Swiftly they shot through the triple arch which leads from the Rue de Rivoli to the Carousel. How splendid and solitary was the vast dimly-lit space. “I like this,” whispered Nancy dreamily, gazing up at the dark, star-powdered sky.

And then Dampier turned and caught her, this time unresisting, yielding joyfully, to his breast. “Nancy?” he murmured thickly. “Nancy? I’m afraid!”

“Afraid?” she repeated wonderingly.

“Yes, horribly afraid! Pray, my pure angel, pray that the gods may indulge their cruel sport elsewhere. I haven’t always been happy, Nancy.”

And she clung to him, full of vague, unsubstantial fears. “Don’t talk like that,” she murmured. “It—it isn’t right to make fun of such things.”

“Make fun? Good God!” was all he said.

And then his mood changed. They were now being shaken across the huge, uneven paving stones of the quays, and so on to a bridge. “I never really feel at home in Paris till I’ve crossed the Seine,” he cried joyously. “Cheer up, darling, we shall soon be at the Hôtel Saint Ange!”

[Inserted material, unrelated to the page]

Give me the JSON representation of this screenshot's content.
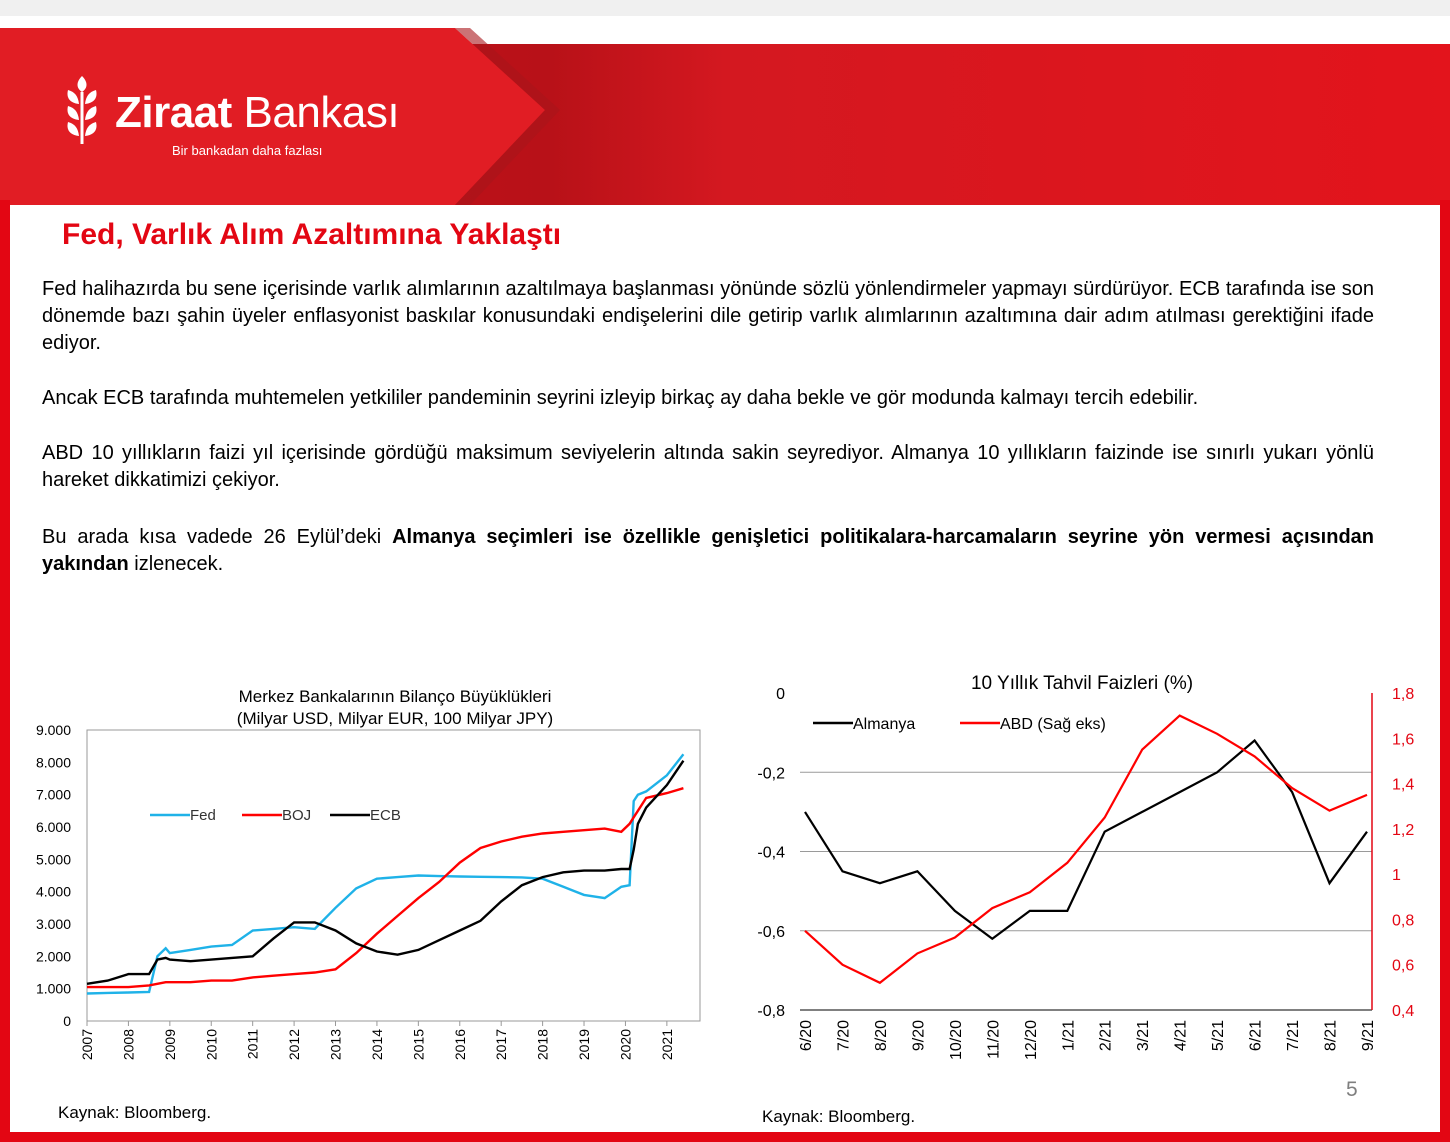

“Have you ever stayed in the Hôtel Saint Ange?” she said, with a touch of curiosity in her voice.

“I used to know a fellow who lived there,” he said carelessly. “But what made me pick it out was the fact that it’s such a queer, beautiful old house, and with a delightful garden. Also we shall meet no English there.”

“Don’t you like English people?” she asked, a little protestingly.

And Dampier laughed. “I like them everywhere but in Paris,” he said: and then, “But you won’t be quite lonely, little lady, for a good many Americans go to the Hôtel Saint Ange. And for such a funny reason—”

“What reason?”

“It was there that Edgar Allan Poe stayed when he was in Paris.”